Generator and Bus Voltage Sensors

  • Sensor: Two single-phase potential transformers (PTs) are utilized, each with a secondary output supplying a nominal 115 V rms. Each input has a low loading of less than 3 VA, ensuring minimal impact on the system's overall power consumption and efficiency. The allowable voltage range for synchronization purposes is between 75 to 130 V rms, ensuring compatibility with a wide range of operating conditions.
  • Magnetic Isolation: Each PT input is magnetically isolated with a robust 1,500 V rms barrier, providing enhanced safety and protection against electrical hazards. Magnetic isolation ensures that potential transformer inputs remain insulated from external interference, improving the accuracy and reliability of voltage measurements.
  • Cable Length and Wiring: The cable length for connecting the potential transformers to the control system can extend up to 1,000 ft. It is recommended to use 18 AWG wiring for optimal performance and minimal signal loss over long distances.
  • Installation Considerations: When installing the sensors, ensure proper grounding and shielding techniques to minimize electromagnetic interference (EMI) and maintain signal integrity. Place the sensors in locations where they can easily access generator and bus voltages while being safely insulated from other components.
  • Testing and Calibration: After installation, thoroughly test and calibrate the sensors to ensure accurate voltage measurements within the specified range. Verify synchronization capabilities by monitoring voltage fluctuations and ensuring they fall within the allowable range during synchronization processes.

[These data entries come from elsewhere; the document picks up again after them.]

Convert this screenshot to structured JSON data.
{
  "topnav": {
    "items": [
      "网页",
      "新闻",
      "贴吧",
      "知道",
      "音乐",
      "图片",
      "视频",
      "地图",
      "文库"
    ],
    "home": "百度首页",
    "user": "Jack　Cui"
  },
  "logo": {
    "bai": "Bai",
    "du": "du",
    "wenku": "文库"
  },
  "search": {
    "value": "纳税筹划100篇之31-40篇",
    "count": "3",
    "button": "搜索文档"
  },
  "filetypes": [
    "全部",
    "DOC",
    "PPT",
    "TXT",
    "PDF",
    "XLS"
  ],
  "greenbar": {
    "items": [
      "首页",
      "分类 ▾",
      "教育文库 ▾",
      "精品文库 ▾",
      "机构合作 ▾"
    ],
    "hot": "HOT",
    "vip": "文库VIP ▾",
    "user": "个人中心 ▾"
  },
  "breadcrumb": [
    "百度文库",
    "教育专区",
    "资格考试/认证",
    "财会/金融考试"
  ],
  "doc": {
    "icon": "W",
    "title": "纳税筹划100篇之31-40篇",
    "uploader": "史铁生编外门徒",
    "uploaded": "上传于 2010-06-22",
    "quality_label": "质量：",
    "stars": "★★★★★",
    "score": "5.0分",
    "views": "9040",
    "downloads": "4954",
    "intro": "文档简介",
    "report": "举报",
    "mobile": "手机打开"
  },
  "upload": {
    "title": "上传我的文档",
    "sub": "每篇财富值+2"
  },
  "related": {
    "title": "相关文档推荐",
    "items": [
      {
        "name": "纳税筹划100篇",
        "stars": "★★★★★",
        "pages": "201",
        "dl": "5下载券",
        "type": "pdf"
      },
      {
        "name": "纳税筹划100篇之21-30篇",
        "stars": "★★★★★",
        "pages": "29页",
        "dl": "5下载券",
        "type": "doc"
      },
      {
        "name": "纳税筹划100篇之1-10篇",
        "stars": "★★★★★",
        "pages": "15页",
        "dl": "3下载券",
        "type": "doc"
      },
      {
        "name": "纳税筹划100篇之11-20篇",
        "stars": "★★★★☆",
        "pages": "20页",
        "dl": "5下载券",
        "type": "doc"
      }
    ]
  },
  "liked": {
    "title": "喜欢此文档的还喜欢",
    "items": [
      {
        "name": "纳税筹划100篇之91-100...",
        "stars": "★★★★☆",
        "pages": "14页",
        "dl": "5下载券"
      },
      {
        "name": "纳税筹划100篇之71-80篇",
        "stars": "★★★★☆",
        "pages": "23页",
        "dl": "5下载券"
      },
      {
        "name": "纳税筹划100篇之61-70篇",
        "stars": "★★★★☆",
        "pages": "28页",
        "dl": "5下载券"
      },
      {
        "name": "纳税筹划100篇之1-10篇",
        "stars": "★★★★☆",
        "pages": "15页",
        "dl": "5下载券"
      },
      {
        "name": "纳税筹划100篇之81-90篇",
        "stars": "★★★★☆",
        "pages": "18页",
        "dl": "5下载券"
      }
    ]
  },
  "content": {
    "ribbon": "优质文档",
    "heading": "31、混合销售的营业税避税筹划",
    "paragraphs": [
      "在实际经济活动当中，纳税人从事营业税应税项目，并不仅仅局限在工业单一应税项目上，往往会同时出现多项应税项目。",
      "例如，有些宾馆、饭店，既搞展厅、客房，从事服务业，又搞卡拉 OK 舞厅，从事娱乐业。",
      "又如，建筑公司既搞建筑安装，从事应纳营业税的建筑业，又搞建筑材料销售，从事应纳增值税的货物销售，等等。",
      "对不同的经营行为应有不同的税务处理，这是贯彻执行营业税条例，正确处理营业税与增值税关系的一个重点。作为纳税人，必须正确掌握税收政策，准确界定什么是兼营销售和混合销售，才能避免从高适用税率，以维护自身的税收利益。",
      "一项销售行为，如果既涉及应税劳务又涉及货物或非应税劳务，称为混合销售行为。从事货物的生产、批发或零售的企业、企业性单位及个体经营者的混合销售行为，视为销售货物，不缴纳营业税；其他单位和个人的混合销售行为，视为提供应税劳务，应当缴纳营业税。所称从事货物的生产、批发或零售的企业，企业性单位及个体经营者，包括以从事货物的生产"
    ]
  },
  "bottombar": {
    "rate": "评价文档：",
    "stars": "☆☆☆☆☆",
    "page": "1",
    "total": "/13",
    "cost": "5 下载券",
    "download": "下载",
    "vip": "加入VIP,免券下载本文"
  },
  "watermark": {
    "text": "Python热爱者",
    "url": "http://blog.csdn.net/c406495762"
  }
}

The WOC team is always available to help you with your Mark VI requirements. For more information, please contact WOC.

Frequently Asked Questions

What is IS200TTURH1BCC?
It is an Primary Protection Input Board developed by GE under the Mark VI series.

What diagnostic tests are performed?
It conducts several diagnostic tests, including feedback checks from solenoid relay drivers and relay contacts, detection of solenoid power loss, monitoring of synch relays, and detection of locked-up relays.

What faults trigger diagnostic alarms?
Diagnostic alarms are triggered if discrepancies are detected between control signals and feedback from solenoid relay drivers or relay contacts. Additionally, faults are generated in case of solenoid power loss or abnormalities in synch relays.

What information is stored in the terminal board connectors?
Each terminal board connector, including JR1, JS1, JT1, JR5, JS5, and JT5, is equipped with an ID device. This read-only chip contains essential information such as the terminal board's serial number, board type, revision number, and plug location. Interrogation of this chip provides valuable details about the terminal board's identity and configuration.